Listening to Kero Kero Bonito’s lyricism feels very instructional. It’s music to dance to, for one, but songs like “Break,” which instructs listeners to take a short breather during a hard day, or “Heard a Song,” about finding a great new tune on the radio, sound like lines ripped from a children’s book. It’s a vibe that might lead some to hear KKB’s music as not possessing a ton of substance (to which the band says: Look at the playful genius of The B-52’s.) But shadowing every joyful little KKB song is the presence of relatable stress. “Some days are tough when you gotta keep up,” Perry sings on “Big City,” a song about feeling yourself in a big metropolis. “There’s just no time for taboo,” she offers on their single “Lipslap,” a trippy, wordy dis about miscommunication.

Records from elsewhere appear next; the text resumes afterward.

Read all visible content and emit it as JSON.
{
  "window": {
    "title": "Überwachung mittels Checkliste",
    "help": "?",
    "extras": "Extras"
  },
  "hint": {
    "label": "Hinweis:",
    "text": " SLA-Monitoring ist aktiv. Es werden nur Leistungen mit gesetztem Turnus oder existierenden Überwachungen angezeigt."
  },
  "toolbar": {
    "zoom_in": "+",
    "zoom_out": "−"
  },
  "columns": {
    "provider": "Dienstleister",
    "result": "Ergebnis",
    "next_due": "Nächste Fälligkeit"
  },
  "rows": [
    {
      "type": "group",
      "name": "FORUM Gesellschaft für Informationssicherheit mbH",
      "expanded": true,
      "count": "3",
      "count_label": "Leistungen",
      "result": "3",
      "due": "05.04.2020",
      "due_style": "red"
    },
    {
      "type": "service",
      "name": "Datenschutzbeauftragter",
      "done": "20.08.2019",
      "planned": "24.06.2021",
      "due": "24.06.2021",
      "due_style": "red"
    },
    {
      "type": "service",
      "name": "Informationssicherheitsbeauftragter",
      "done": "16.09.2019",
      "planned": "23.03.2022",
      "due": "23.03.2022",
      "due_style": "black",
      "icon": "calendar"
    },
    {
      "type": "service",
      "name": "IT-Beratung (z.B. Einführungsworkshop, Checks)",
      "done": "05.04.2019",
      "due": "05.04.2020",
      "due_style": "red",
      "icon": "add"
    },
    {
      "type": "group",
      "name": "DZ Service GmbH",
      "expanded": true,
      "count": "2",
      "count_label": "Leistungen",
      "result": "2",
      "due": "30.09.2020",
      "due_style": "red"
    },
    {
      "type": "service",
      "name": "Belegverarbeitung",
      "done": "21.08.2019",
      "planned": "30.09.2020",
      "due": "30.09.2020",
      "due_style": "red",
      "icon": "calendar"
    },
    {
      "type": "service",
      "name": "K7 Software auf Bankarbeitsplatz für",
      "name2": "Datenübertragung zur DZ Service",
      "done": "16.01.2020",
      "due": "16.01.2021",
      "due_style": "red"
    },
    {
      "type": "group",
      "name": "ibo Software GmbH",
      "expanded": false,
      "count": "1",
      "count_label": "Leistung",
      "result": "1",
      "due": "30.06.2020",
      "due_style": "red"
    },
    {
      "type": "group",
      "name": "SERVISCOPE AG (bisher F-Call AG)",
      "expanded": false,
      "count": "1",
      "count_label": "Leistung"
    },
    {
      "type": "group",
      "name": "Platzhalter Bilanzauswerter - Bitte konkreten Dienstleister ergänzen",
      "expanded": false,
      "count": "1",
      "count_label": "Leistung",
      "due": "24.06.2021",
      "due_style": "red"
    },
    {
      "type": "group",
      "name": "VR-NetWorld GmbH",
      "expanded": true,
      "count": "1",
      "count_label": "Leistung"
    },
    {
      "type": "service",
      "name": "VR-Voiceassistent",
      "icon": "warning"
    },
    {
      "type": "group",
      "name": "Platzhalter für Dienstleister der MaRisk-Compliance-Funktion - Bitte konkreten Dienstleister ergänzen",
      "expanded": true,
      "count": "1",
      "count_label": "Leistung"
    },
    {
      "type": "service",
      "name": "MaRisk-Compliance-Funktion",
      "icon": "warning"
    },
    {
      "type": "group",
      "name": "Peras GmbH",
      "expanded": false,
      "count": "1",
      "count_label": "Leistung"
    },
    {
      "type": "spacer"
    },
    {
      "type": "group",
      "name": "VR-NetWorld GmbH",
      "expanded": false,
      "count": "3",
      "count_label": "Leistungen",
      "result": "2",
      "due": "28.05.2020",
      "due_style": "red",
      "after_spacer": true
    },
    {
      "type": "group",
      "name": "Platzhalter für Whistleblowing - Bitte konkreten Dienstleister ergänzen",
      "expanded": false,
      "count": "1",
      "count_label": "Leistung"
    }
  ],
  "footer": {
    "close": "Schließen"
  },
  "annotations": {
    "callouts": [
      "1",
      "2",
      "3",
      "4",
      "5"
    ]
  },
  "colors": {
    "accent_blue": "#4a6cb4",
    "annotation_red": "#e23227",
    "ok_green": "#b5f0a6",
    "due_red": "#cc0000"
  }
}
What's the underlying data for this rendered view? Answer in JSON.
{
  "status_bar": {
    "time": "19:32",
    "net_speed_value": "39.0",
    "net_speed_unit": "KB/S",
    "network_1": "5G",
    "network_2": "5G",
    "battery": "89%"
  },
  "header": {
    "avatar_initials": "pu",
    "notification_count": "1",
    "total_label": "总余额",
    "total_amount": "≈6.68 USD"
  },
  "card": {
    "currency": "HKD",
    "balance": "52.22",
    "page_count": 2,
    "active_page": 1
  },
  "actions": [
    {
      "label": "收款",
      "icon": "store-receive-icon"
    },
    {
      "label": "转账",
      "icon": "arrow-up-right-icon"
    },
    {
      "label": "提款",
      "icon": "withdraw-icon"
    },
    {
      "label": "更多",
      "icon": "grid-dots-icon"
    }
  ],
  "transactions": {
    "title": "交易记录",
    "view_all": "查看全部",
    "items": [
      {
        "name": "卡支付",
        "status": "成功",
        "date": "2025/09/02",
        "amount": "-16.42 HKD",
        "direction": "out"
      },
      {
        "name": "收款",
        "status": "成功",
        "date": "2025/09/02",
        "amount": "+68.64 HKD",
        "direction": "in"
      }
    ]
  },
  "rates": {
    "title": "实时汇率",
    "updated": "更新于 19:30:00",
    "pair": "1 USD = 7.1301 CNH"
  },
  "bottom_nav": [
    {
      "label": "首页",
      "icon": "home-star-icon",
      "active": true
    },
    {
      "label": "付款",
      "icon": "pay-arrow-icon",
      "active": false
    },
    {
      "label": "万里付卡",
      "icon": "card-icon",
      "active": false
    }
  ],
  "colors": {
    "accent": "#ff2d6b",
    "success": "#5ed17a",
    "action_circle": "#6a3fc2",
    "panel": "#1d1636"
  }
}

“People are really quite into music where not a lot happens, I think,” Lobban says, a subject matter that feels refreshing in KKB. Their core philosophy is about giving listeners permission to take it easy on themselves and to unabashedly tune out of crushing reality (which America has plenty of these days). Take the day off of work! Sure, ditch your graduation ceremony! Even “Trampoline,” a song about, yeah, jumping on a trampoline, carries a universal message of taking a little time out of your day to do something nice for yourself. “Full twist, backflip, just set your body free,” Perry sings. “Life looks better when you’re on your trampoline.”